Fine words coming from an industry that has proven to be promoted on fraudulent science and the people who set the original drug prices – it is a ludicrous point to try and score.
Better they concentrate on cleaning up the existing evidence databases that are so corrupted it has been deemed an almost impossible task by a number of researchers.

The RACGP, The RACP and the CHF jointly state:

“With an estimated 1.5 million Australians suffering from an adverse event from medicines each year, efforts to promote the judicious, safe and effective use of medicines should be at the heart of the CPA,” they say in a letter to Sussan Ley.

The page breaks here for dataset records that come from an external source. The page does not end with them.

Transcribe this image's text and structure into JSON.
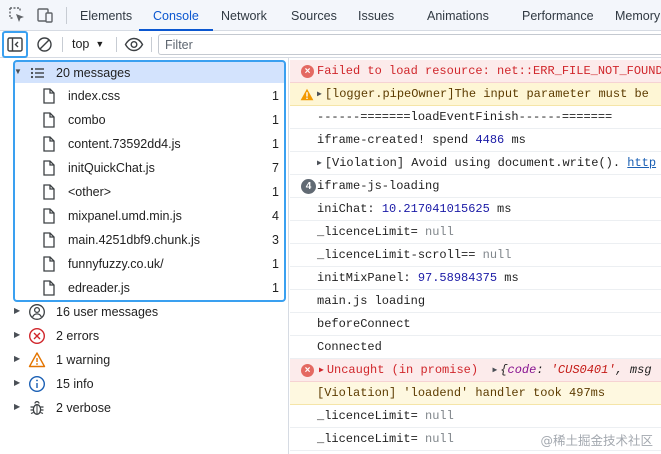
{
  "tabs": [
    {
      "label": "Elements",
      "active": false
    },
    {
      "label": "Console",
      "active": true
    },
    {
      "label": "Network",
      "active": false
    },
    {
      "label": "Sources",
      "active": false
    },
    {
      "label": "Issues",
      "active": false
    },
    {
      "label": "Animations",
      "active": false
    },
    {
      "label": "Performance",
      "active": false
    },
    {
      "label": "Memory",
      "active": false
    }
  ],
  "toolbar": {
    "context": "top",
    "filter_placeholder": "Filter"
  },
  "sidebar": {
    "messages_group": {
      "label": "20 messages",
      "icon": "list-icon"
    },
    "files": [
      {
        "name": "index.css",
        "count": "1"
      },
      {
        "name": "combo",
        "count": "1"
      },
      {
        "name": "content.73592dd4.js",
        "count": "1"
      },
      {
        "name": "initQuickChat.js",
        "count": "7"
      },
      {
        "name": "<other>",
        "count": "1"
      },
      {
        "name": "mixpanel.umd.min.js",
        "count": "4"
      },
      {
        "name": "main.4251dbf9.chunk.js",
        "count": "3"
      },
      {
        "name": "funnyfuzzy.co.uk/",
        "count": "1"
      },
      {
        "name": "edreader.js",
        "count": "1"
      }
    ],
    "groups": [
      {
        "label": "16 user messages",
        "icon": "user-icon"
      },
      {
        "label": "2 errors",
        "icon": "error-icon"
      },
      {
        "label": "1 warning",
        "icon": "warning-icon"
      },
      {
        "label": "15 info",
        "icon": "info-icon"
      },
      {
        "label": "2 verbose",
        "icon": "bug-icon"
      }
    ]
  },
  "console": {
    "l1": "Failed to load resource: net::ERR_FILE_NOT_FOUND",
    "l2": "[logger.pipeOwner]The input parameter must be",
    "l3": "------=======loadEventFinish------=======",
    "l4a": "iframe-created! spend ",
    "l4b": "4486",
    "l4c": " ms",
    "l5a": "[Violation] Avoid using document.write(). ",
    "l5b": "http",
    "l6_badge": "4",
    "l6": "iframe-js-loading",
    "l7a": "iniChat: ",
    "l7b": "10.217041015625",
    "l7c": " ms",
    "l8a": "_licenceLimit= ",
    "l8b": "null",
    "l9a": "_licenceLimit-scroll== ",
    "l9b": "null",
    "l10a": "initMixPanel: ",
    "l10b": "97.58984375",
    "l10c": " ms",
    "l11": "main.js loading",
    "l12": "beforeConnect",
    "l13": "Connected",
    "l14a": "Uncaught (in promise)",
    "l14b": "{",
    "l14c": "code",
    "l14d": ": ",
    "l14e": "'CUS0401'",
    "l14f": ", msg",
    "l15": "[Violation] 'loadend' handler took 497ms",
    "l16a": "_licenceLimit= ",
    "l16b": "null",
    "l17a": "_licenceLimit= ",
    "l17b": "null"
  },
  "watermark": "@稀土掘金技术社区",
  "colors": {
    "accent": "#0b57d0",
    "highlight": "#3aa0f0",
    "error": "#d0262b",
    "warning_bg": "#fef6d5"
  }
}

“We question the merit of committing to a further five years of such an agreement.”

I have just a short response to those points:
Who prescribes the drugs and who manufactures the drugs that cause these adverse events?
Certainly not the pharmacists!

Despite all the negativity being heaped on pharmacists collectively we say that the PGA should get on with the job of negotiating the 6CPA.
However, i2P cautions that this should be done in a collective manner.
Many more voices need to be heard.

PGA is well aware that it has disadvantaged clinical pharmacists and eroded a major QUM project (Home Medication Reviews) misusing its power base.
So start reversing all the stupid decisions of the recent past, recognise clinical service pharmacists as a vital component of community pharmacy core business, and look to establish suitable clinical spaces within pharmacies and encourage the creation of shared risk agreements with a contracted service providers.

Fighting on more than one front is never considered good strategy in any type of warfare.
That your internal opponents may have been feeding information to the Murdoch Press and other professional groups noted above, may certainly prove to be the case.

That PGA has driven clinical pharmacists to withdraw loyalty, and to mentor PGA detractors in where to look and what to ask, would only have occurred under extreme stress.
Having split the entire profession and made it vulnerable from attacks far and wide we would suggest the PGA immediately get on with the job and mend fences quickly.

But above all else – DO THE RIGHT THING!